The Children’s Laureate Cressida Cowell MBE has called on Downing Street to put primary school libraries at the centre of the government’s response to the pandemic by ring-fencing £100m a year in spending to preserve under-threat facilities.
The author, who is most well-known for books including the How To Train Your Dragon series, has written an open letter signed by former Laureates including Julia Donaldson, Jacqueline Wilson, Michael Morpurgo and Malorie Blackman, and by the heads of a number of literacy and publishing organisations.
The £100m in funding would allow schools to develop new libraries, hire skilled librarians and buy new inventory. By comparison, £320m has been ringfenced to promote physical education in primary schools this year, with hundreds of millions set aside every year since 2013.
The letter highlights the chronic underfunding of libraries within primary schools, with research showing that up to one in eight primary schools has no library space whatsoever.
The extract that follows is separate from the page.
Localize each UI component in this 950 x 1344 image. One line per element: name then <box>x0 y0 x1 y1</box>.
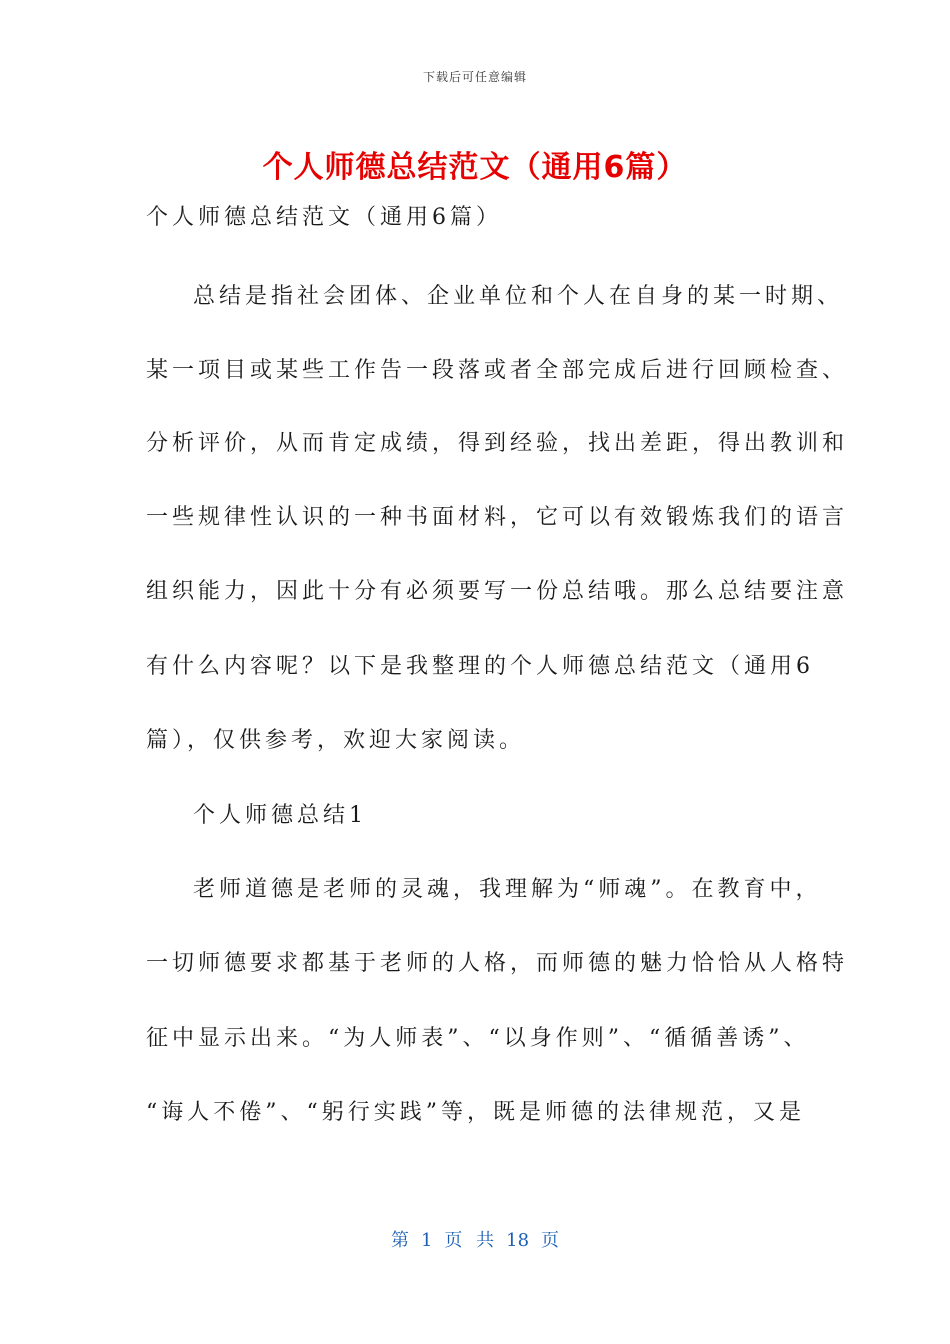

That statistic doubles in schools where more children receive free school meals.
The letter reads: “Surely the opportunity to become a reader for pleasure is just as important as Physical Education?”
“How is it fair that some children are being given this immeasurable advantage in life, but stark book poverty means many more are denied this same chance to change their future?”
“I have visited primary schools across the country over my 20-year career as a children’s author/illustrator and it is heart-breaking to see just how unevenly this fundamental opportunity is distributed”
“So often the children who need books the most are in schools that cannot provide them with even an adequate school library, let alone a good one.”
She added: “I know that the government is looking for practical solutions for the problems caused by the pandemic: placing primary school libraries at the heart of our long-term education recovery would change lives, and level up this country.
“By supporting primary school libraries with a yearly, dedicated boost of £100 million, we can help children whose future now lies in the balance.”
Cowell's flagship project during her two-year tenure as Children's Laureate is called "Life-changing Libraries". The initiative transforms library spaces in primary schools across England – creating a space with 1,000 books and providing staff with training and mentoring from the School Library Association.
The project spotlights the four pillars of a successful ‘gold standard’ school library – space, book provision, expertise, and whole-school and parent involvement, with the BookTrust monitoring pupils’ engagement and reading behaviour over a 12-month period.